It is a stunning and revolutionary project. Not to mention its really cool.
Scientists from the Atlantic University of Florida and experts from the Naval Research Office of the US Navy have come together to make a stunning ocean-caring project come to life.
They have developed a type of robot jellyfish to study and monitor fragile ecosystems of the ocean without damaging them.
As noted by experts in a study published in the journal Bioinspiration and Biomimetics, the jellyfish robots are able to swim freely in all directions and pass through narrow gaps. The ‘jellybots’ get their design from the moon jellyfish (Aurelia Aurita) during the larval stage of its lifecycle.

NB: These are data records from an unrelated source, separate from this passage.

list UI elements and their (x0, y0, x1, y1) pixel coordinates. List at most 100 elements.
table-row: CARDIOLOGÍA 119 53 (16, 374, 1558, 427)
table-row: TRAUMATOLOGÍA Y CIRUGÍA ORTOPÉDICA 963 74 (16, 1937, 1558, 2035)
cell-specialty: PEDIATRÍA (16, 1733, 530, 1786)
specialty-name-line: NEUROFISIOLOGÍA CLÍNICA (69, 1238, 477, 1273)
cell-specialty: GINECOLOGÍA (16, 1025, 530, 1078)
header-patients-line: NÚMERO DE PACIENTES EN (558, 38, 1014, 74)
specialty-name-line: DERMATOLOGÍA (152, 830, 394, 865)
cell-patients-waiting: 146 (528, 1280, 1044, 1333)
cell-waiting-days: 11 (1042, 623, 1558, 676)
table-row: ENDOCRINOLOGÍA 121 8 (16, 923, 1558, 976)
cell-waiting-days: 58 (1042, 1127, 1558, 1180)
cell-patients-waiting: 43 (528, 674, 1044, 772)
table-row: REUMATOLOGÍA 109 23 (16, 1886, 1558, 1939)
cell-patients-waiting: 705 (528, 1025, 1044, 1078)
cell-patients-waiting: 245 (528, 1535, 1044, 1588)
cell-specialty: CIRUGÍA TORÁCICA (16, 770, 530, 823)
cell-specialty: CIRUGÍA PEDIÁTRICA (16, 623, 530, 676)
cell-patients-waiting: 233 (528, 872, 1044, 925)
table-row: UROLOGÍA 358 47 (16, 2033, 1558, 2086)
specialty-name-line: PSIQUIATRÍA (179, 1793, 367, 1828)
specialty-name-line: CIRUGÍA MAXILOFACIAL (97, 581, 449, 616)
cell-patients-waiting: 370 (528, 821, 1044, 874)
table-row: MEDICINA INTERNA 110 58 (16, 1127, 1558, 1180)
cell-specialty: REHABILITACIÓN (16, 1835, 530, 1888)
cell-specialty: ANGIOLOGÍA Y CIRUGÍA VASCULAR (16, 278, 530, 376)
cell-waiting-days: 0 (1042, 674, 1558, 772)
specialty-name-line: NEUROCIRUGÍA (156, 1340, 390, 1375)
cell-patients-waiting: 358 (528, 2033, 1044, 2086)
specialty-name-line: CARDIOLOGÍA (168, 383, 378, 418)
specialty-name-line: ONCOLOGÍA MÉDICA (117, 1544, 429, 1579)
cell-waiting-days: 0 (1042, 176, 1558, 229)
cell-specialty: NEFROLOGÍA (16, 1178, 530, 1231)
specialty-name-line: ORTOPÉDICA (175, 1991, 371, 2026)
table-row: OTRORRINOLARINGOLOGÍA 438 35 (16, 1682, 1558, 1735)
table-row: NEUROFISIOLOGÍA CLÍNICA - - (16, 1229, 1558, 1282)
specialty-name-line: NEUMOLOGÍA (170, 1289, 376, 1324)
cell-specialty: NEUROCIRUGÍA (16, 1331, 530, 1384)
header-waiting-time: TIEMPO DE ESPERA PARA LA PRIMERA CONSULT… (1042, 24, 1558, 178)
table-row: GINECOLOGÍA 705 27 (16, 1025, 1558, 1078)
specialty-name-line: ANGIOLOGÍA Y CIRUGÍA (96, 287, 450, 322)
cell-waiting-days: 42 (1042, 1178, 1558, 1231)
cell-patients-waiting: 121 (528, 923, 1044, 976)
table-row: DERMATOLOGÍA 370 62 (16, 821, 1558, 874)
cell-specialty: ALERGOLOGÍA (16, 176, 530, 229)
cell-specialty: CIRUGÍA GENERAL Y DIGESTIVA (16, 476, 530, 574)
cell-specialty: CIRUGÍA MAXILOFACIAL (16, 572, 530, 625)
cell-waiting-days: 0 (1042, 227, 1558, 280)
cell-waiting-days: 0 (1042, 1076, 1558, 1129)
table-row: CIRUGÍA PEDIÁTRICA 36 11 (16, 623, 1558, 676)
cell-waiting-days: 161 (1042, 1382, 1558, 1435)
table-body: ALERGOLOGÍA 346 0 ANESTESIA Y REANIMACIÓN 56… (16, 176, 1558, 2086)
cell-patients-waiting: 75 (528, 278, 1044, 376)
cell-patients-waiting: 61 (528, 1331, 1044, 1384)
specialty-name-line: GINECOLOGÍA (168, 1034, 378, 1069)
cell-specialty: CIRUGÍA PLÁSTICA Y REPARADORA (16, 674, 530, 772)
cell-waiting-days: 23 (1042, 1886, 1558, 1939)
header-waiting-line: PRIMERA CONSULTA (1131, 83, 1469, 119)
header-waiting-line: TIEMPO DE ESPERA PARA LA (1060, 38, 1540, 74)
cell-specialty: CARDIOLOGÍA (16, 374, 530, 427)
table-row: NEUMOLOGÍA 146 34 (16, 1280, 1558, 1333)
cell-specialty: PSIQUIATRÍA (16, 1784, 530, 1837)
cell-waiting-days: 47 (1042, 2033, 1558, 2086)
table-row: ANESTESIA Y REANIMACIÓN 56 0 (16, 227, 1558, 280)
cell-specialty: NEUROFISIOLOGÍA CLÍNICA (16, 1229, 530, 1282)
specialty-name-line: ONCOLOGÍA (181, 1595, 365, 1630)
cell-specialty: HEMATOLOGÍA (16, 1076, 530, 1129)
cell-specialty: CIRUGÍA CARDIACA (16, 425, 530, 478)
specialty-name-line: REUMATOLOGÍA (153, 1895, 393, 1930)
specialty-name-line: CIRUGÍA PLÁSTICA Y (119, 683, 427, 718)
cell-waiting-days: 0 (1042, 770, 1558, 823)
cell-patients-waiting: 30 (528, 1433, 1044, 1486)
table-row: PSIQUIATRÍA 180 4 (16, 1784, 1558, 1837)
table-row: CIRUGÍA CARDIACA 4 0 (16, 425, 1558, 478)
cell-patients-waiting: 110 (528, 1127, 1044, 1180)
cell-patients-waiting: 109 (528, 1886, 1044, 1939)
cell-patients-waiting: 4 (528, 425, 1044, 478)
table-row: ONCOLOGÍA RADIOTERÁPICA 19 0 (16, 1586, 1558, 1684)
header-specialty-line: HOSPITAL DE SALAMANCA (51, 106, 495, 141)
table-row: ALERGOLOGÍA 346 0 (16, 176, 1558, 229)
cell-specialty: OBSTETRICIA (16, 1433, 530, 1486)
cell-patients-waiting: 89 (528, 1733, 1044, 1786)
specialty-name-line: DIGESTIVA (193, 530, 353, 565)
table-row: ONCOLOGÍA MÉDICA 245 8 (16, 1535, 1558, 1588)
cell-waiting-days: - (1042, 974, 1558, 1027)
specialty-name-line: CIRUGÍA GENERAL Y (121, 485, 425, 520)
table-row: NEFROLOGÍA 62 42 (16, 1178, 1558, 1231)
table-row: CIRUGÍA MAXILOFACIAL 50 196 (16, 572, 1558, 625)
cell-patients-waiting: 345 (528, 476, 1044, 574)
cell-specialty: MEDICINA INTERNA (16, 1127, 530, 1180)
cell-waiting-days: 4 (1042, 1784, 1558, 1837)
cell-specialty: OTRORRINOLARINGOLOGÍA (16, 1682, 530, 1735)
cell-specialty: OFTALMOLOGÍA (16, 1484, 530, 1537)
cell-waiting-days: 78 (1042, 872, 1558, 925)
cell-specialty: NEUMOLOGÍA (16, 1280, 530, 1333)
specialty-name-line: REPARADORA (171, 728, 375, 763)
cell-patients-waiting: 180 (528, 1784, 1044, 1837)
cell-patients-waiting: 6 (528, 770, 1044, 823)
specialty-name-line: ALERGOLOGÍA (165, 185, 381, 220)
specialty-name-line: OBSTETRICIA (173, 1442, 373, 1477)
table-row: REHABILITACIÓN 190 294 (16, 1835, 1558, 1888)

In addition, its creators believe their robots could act as “guardians of the ocean” and be sent to delicate environments such as coral reefs without interfering with marine life.
Speaking about the ‘Jellybots’, Dr. Erik Engeberg, one of the robot’s inventors from Florida Atlantic University, said: “Studying and monitoring fragile environments, such as coral reefs, has always been challenging for marine researchers. Soft robots have great potential to help with this.”
The Jellybot steers and swims thanks to a hydraulic system that is driven by two impeller pumps. When the pups are not working, the tentacles’ natural elasticity forces the water back out. This is how the robot mimics the real-life jellyfish, helping it fit perfectly in without disturbing marine life.
“Biomimetic soft robots based on fish and other marine animals have gained popularity in the research community in the last few years. Jellyfish are excellent candidates because they are very efficient swimmers. Their propulsive performance is due to the shape of their bodies, which can produce a combination of vortex, jet propulsion, rowing, and suction-based locomotion,” said Dr. Engeberg.
“A main application of the robot is exploring and monitoring delicate ecosystems, so we chose soft hydraulic network actuators to prevent inadvertent damage. Additionally, live jellyfish have neutral buoyancy. To mimic this, we used water to inflate the hydraulic network actuators while swimming,” concluded Dr. Engeberg.